Diğer taraftan bölgenin kıyısı, "Çevre Düzeni Planı"nda “Deniz Kaplumbağası Üreme Bölgesi” olarak belirlenmesine rağmen kıyının doğal yapısının değiştirilerek kıyıda kazı ve kum alımı yapıldığı ve kum yağıldığı görülmektedir. Bu uygulamalar 3621/3830 sayılı Kıyı Kanunu'nun 5. ve 6. maddelerine aykırı uygulamalardır. Bu konuyla ilgili kamu ve tüzel kişilik olan belediyeler kamu ifadesini bir tarafa bırakmışlar; tüzel kişilik gibi hareket etmeyerek konuyla ilgili gerekli hassasiyeti göstermemektedirler.

Bilindiği gibi ormanlar devletin hüküm ve tasarrufu altında kamu malıdır.

Anayasanın 169. maddesinin özünde ormanların zaman aşımı ile mülk edinilemeyeceği ve kamu yararı dışında irtifak hakkına konu olunamayacağı, ormanlara zarar verilecek hiçbir faaliyet ve eyleme müsaade edilemeyeceği açık açık belirlendiğinden, yapılan tahsisler kamu yararı taşımadığından Anayasanın bu maddesine aykırıdır.

2. Bölüm: Sarısu Derenisi'nin doğusundan, Karadayı yerleşmesinin kuzeybatısında Yassı Yusuflar Tepesi'nden başlayarak Evrenseki Belediyesi'nin sınırları doğusundaki Ilıca Deresi'ne kadar uzanan alandır. Denize paralel 25 km. uzunluğunda, 5 km. genişliğinde 135 km2'lik bir yer kaplar.
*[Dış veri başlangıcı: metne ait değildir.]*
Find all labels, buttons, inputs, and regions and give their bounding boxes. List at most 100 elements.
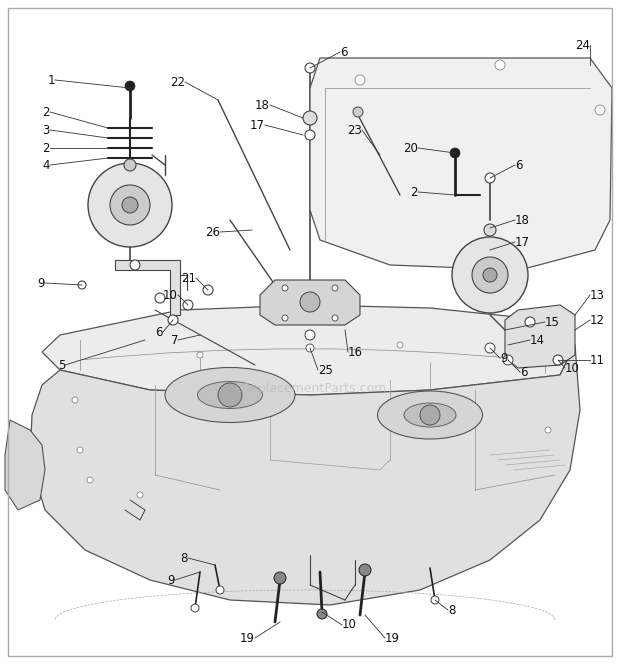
Circle shape xyxy=(274,572,286,584)
Text: 8: 8 xyxy=(180,552,188,564)
Circle shape xyxy=(472,257,508,293)
Circle shape xyxy=(137,492,143,498)
Text: 2: 2 xyxy=(43,141,50,155)
Polygon shape xyxy=(115,260,180,315)
Ellipse shape xyxy=(198,382,262,408)
Circle shape xyxy=(355,75,365,85)
Circle shape xyxy=(168,315,178,325)
Text: 6: 6 xyxy=(515,159,523,171)
Circle shape xyxy=(452,237,528,313)
Circle shape xyxy=(306,344,314,352)
Text: 19: 19 xyxy=(385,631,400,645)
Text: 19: 19 xyxy=(240,631,255,645)
Polygon shape xyxy=(5,420,45,510)
Text: 4: 4 xyxy=(43,159,50,171)
Circle shape xyxy=(110,185,150,225)
Text: 22: 22 xyxy=(170,76,185,88)
Circle shape xyxy=(216,586,224,594)
Circle shape xyxy=(353,107,363,117)
Circle shape xyxy=(305,330,315,340)
Circle shape xyxy=(332,315,338,321)
Circle shape xyxy=(282,285,288,291)
Text: 5: 5 xyxy=(58,359,65,371)
Polygon shape xyxy=(260,280,360,325)
Circle shape xyxy=(332,285,338,291)
Text: 7: 7 xyxy=(170,333,178,347)
Circle shape xyxy=(77,447,83,453)
Circle shape xyxy=(305,130,315,140)
Text: 3: 3 xyxy=(43,124,50,137)
Text: 10: 10 xyxy=(163,288,178,301)
Text: 16: 16 xyxy=(348,345,363,359)
Text: 14: 14 xyxy=(530,333,545,347)
Circle shape xyxy=(155,293,165,303)
Circle shape xyxy=(130,260,140,270)
Circle shape xyxy=(503,355,513,365)
Text: 26: 26 xyxy=(205,226,220,238)
Circle shape xyxy=(203,285,213,295)
Text: 13: 13 xyxy=(590,288,605,301)
Text: 15: 15 xyxy=(545,315,560,329)
Text: 18: 18 xyxy=(515,214,530,226)
Text: 25: 25 xyxy=(318,363,333,376)
Ellipse shape xyxy=(404,403,456,427)
Text: 10: 10 xyxy=(342,618,357,631)
Circle shape xyxy=(303,111,317,125)
Circle shape xyxy=(525,317,535,327)
Polygon shape xyxy=(30,345,580,605)
Text: 6: 6 xyxy=(340,46,347,58)
Text: 9: 9 xyxy=(37,276,45,290)
Text: 17: 17 xyxy=(515,236,530,248)
Ellipse shape xyxy=(378,391,482,439)
Circle shape xyxy=(484,224,496,236)
Circle shape xyxy=(300,292,320,312)
Circle shape xyxy=(431,596,439,604)
Circle shape xyxy=(87,477,93,483)
Circle shape xyxy=(485,173,495,183)
Text: 10: 10 xyxy=(565,361,580,374)
Polygon shape xyxy=(42,305,575,395)
Text: 9: 9 xyxy=(167,574,175,586)
Text: 24: 24 xyxy=(575,39,590,52)
Text: 21: 21 xyxy=(181,272,196,284)
Polygon shape xyxy=(505,305,575,368)
Circle shape xyxy=(183,300,193,310)
Circle shape xyxy=(191,604,199,612)
Circle shape xyxy=(595,105,605,115)
Text: 9: 9 xyxy=(500,351,508,365)
Circle shape xyxy=(553,355,563,365)
Circle shape xyxy=(305,63,315,73)
Circle shape xyxy=(78,281,86,289)
Circle shape xyxy=(125,81,135,91)
Text: 11: 11 xyxy=(590,353,605,367)
Circle shape xyxy=(124,159,136,171)
Polygon shape xyxy=(310,58,612,270)
Text: 20: 20 xyxy=(403,141,418,155)
Text: 17: 17 xyxy=(250,118,265,131)
Ellipse shape xyxy=(165,367,295,422)
Text: 2: 2 xyxy=(410,185,418,199)
Circle shape xyxy=(282,315,288,321)
Text: 2: 2 xyxy=(43,106,50,118)
Circle shape xyxy=(359,564,371,576)
Circle shape xyxy=(122,197,138,213)
Circle shape xyxy=(317,609,327,619)
Circle shape xyxy=(495,60,505,70)
Circle shape xyxy=(72,397,78,403)
Text: eReplacementParts.com: eReplacementParts.com xyxy=(234,382,386,394)
Text: 23: 23 xyxy=(347,124,362,137)
Text: 12: 12 xyxy=(590,313,605,327)
Circle shape xyxy=(485,343,495,353)
Circle shape xyxy=(545,427,551,433)
Circle shape xyxy=(197,352,203,358)
Circle shape xyxy=(88,163,172,247)
Text: 6: 6 xyxy=(520,365,528,378)
Text: 8: 8 xyxy=(448,604,455,616)
Circle shape xyxy=(420,405,440,425)
Circle shape xyxy=(397,342,403,348)
Circle shape xyxy=(450,148,460,158)
Text: 1: 1 xyxy=(48,74,55,86)
Circle shape xyxy=(218,383,242,407)
Circle shape xyxy=(552,357,558,363)
Circle shape xyxy=(483,268,497,282)
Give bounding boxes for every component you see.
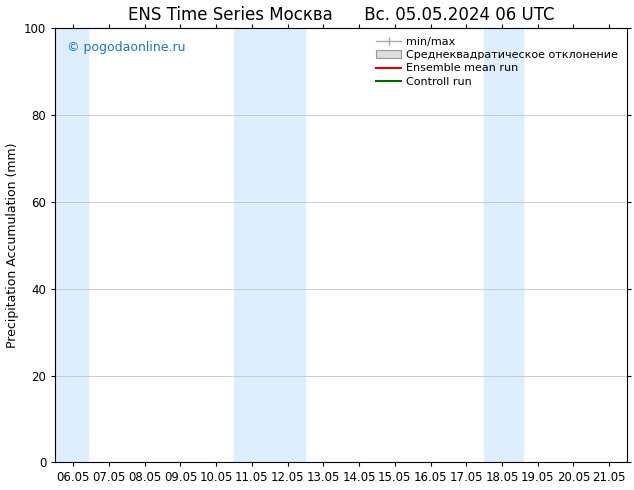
Bar: [234, 28, 306, 463]
Legend: min/max, Среднеквадратическое отклонение, Ensemble mean run, Controll run: min/max, Среднеквадратическое отклонение…: [373, 33, 621, 90]
Bar: [55, 28, 87, 463]
Title: ENS Time Series Москва      Вс. 05.05.2024 06 UTC: ENS Time Series Москва Вс. 05.05.2024 06…: [128, 5, 555, 24]
Text: © pogodaonline.ru: © pogodaonline.ru: [67, 41, 185, 54]
Y-axis label: Precipitation Accumulation (mm): Precipitation Accumulation (mm): [6, 143, 18, 348]
Bar: [484, 28, 524, 463]
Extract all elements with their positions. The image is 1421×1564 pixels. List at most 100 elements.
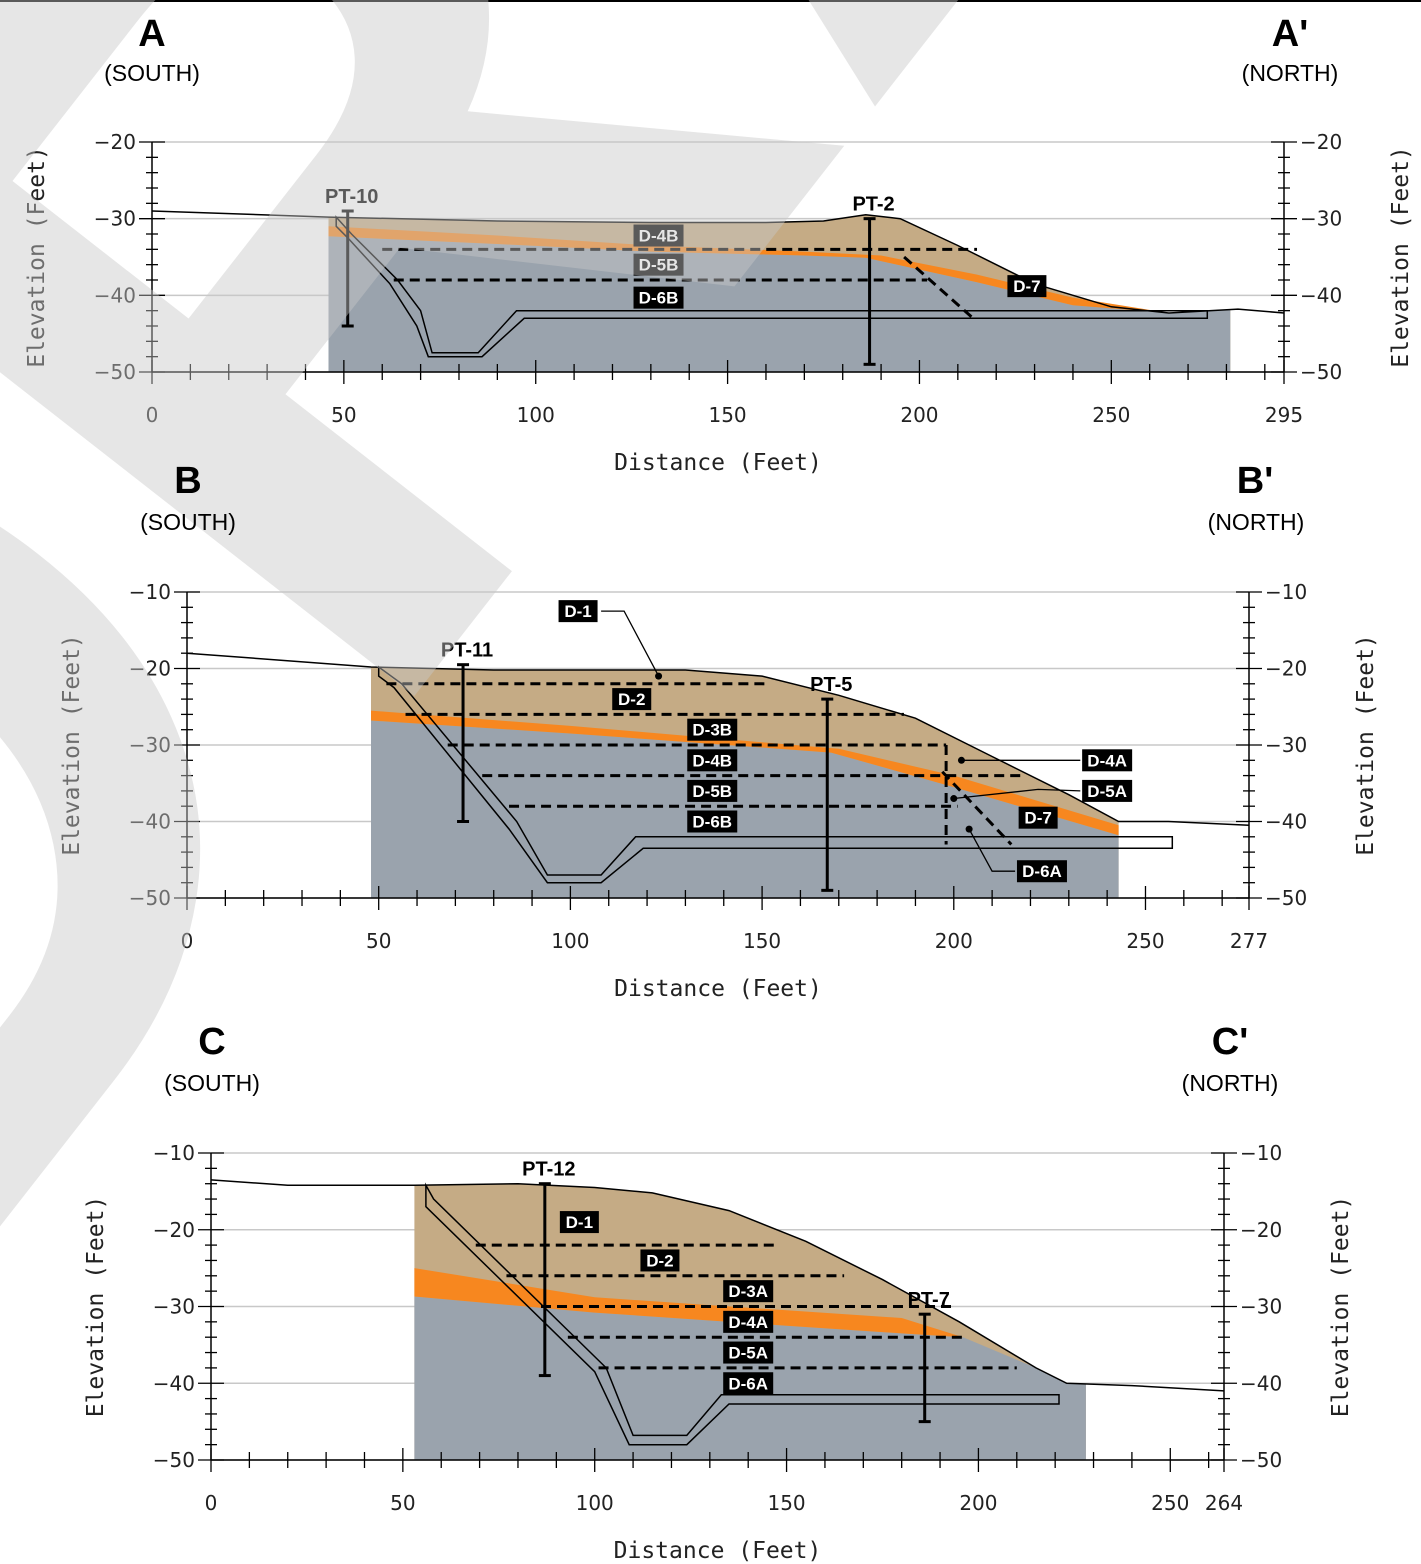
x-tick-label: 295	[1265, 403, 1303, 427]
fill-orange-band	[371, 710, 1119, 836]
x-tick-label: 200	[959, 1491, 997, 1515]
y-tick-label-right: −50	[1240, 1448, 1282, 1472]
borehole-label: PT-2	[852, 194, 894, 216]
unit-label-box	[559, 1211, 599, 1234]
borehole-label: PT-12	[522, 1159, 575, 1181]
unit-label: D-1	[564, 602, 591, 621]
y-tick-label-right: −40	[1300, 283, 1342, 307]
fill-orange-band	[328, 226, 1169, 313]
section-end-label: A'	[1271, 13, 1309, 55]
x-tick-label: 150	[743, 929, 781, 953]
borehole-label: PT-5	[810, 674, 852, 696]
unit-label: D-4B	[639, 227, 679, 246]
leader-dot	[957, 756, 965, 764]
fill-orange-band	[414, 1268, 964, 1338]
unit-label-box	[723, 1280, 774, 1303]
cross-section-A: PT-10 PT-2 D-4B D-5B D-6B D-7 −20 −20 −30 −30 −40 −…	[24, 130, 1414, 476]
unit-label-box	[1007, 275, 1047, 298]
x-tick-label: 250	[1092, 403, 1130, 427]
x-tick-label: 200	[900, 403, 938, 427]
unit-label: D-1	[566, 1213, 593, 1232]
y-tick-label-left: −30	[94, 207, 136, 231]
leader-line	[953, 788, 1081, 800]
y-tick-label-right: −50	[1265, 886, 1307, 910]
x-tick-label: 50	[390, 1491, 415, 1515]
cross-section-C: PT-12 PT-7 D-1 D-2 D-3A D-4A D-5A D-6A −10 −10 −20…	[83, 1141, 1354, 1564]
ground-surface-line	[186, 652, 1250, 827]
y-tick-label-right: −30	[1300, 207, 1342, 231]
ground-surface-line	[210, 1179, 1225, 1392]
x-tick-label: 264	[1205, 1491, 1243, 1515]
y-tick-label-left: −30	[153, 1295, 195, 1319]
x-tick-label: 100	[517, 403, 555, 427]
x-tick-label: 277	[1230, 929, 1268, 953]
x-tick-label: 250	[1126, 929, 1164, 953]
unit-label-box	[687, 810, 738, 833]
unit-label: D-3A	[728, 1282, 768, 1301]
section-end-direction: (NORTH)	[1181, 1070, 1279, 1096]
unit-label: D-2	[618, 690, 645, 709]
unit-label-box	[1016, 860, 1067, 883]
unit-label-box	[723, 1372, 774, 1395]
borehole-label: PT-7	[908, 1289, 950, 1311]
unit-label-box	[723, 1341, 774, 1364]
x-tick-label: 50	[331, 403, 356, 427]
section-start-label: B	[174, 460, 202, 502]
x-tick-label: 50	[366, 929, 391, 953]
excavation-outline	[425, 1182, 1060, 1446]
y-tick-label-right: −20	[1300, 130, 1342, 154]
x-tick-label: 0	[181, 929, 194, 953]
excavation-outline	[335, 215, 1209, 358]
leader-dot	[950, 795, 958, 803]
x-axis-title: Distance (Feet)	[614, 450, 822, 476]
x-tick-label: 100	[576, 1491, 614, 1515]
y-tick-label-left: −40	[129, 810, 171, 834]
y-tick-label-right: −30	[1240, 1295, 1282, 1319]
y-tick-label-left: −50	[94, 360, 136, 384]
section-end-label: B'	[1236, 460, 1274, 502]
y-tick-label-right: −40	[1240, 1371, 1282, 1395]
excavation-outline	[377, 665, 1174, 884]
unit-label: D-7	[1013, 277, 1040, 296]
leader-line	[601, 610, 660, 677]
x-tick-label: 250	[1151, 1491, 1189, 1515]
unit-label-box	[633, 286, 684, 309]
section-end-direction: (NORTH)	[1207, 509, 1305, 535]
section-start-direction: (SOUTH)	[140, 509, 236, 535]
borehole-label: PT-11	[441, 640, 493, 662]
unit-label: D-5B	[639, 256, 679, 275]
fill-lower-soil	[371, 720, 1119, 898]
leader-dot	[655, 672, 663, 680]
y-tick-label-left: −40	[153, 1371, 195, 1395]
unit-label-box	[1082, 779, 1133, 802]
x-tick-label: 200	[935, 929, 973, 953]
y-tick-label-left: −50	[129, 886, 171, 910]
unit-label-box	[633, 253, 684, 276]
y-tick-label-left: −10	[153, 1141, 195, 1165]
section-end-label: C'	[1211, 1021, 1249, 1063]
dashed-contact-line	[941, 770, 1013, 846]
section-start-label: C	[198, 1021, 226, 1063]
y-tick-label-left: −20	[129, 657, 171, 681]
unit-label-box	[687, 749, 738, 772]
x-tick-label: 150	[767, 1491, 805, 1515]
y-tick-label-right: −20	[1265, 657, 1307, 681]
unit-label: D-6B	[692, 813, 732, 832]
section-start-label: A	[138, 13, 166, 55]
y-tick-label-left: −40	[94, 283, 136, 307]
y-tick-label-left: −30	[129, 733, 171, 757]
y-axis-title-right: Elevation (Feet)	[1328, 1196, 1354, 1418]
unit-label-box	[723, 1310, 774, 1333]
unit-label-box	[640, 1249, 680, 1272]
borehole-label: PT-10	[325, 186, 378, 208]
unit-label: D-3B	[692, 721, 732, 740]
y-tick-label-left: −20	[153, 1218, 195, 1242]
y-axis-title-left: Elevation (Feet)	[83, 1196, 109, 1418]
unit-label: D-5B	[692, 782, 732, 801]
unit-label: D-4A	[1087, 751, 1127, 770]
unit-label-box	[633, 224, 684, 247]
unit-label-box	[1018, 806, 1058, 829]
y-tick-label-right: −20	[1240, 1218, 1282, 1242]
unit-label-box	[612, 688, 652, 711]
Denize paralel 25 km. uzunluğundaki 25 km’lik kumsalın yaklaşık 4,5 km’si "Belek Özel Çevre Koruma Bölgesi" dışında bırakılmıştır.

Bölge, sahip olduğu doğal, ekolojik, kültürel ve tarihi değerlerin çevre kirlenmesine ve bozulmasına karşı korunması, doğal ve tarihsel değerlerin gelecek nesillere aktarılması, güvence altına alınması ve bir yerde koruyarak kullanmak amacıyla 2872 sayılı Çevre Kanunun 9. maddesine istinaden 383 sayılı Kanun Hükmünde Kararname hükümlerinin uygulandığı 22.10 1990 tarih ve 90/1117 sayılı Bakanlar Kurulu Kararıyla “Belek Özel Çevre Koruma Bölgesi” ilan edilmiştir.

"Belek Özel Çevre Koruma Bölgesi"nin bir bölümü Serik’te, bir bölümü de Manavgat ilçe sınırları içinde 5 belediye, 1 mücavir alan (Taşağıl Mücavir Sahası) ve 6 köyü kapsamaktadır.

Bölgede 12. 8. 1993 tarihinde Özel Çevre Koruma Başkanlığı tarafından 1/ 25000 ölçekli "Çevre Düzeni Planı" onanmıştır.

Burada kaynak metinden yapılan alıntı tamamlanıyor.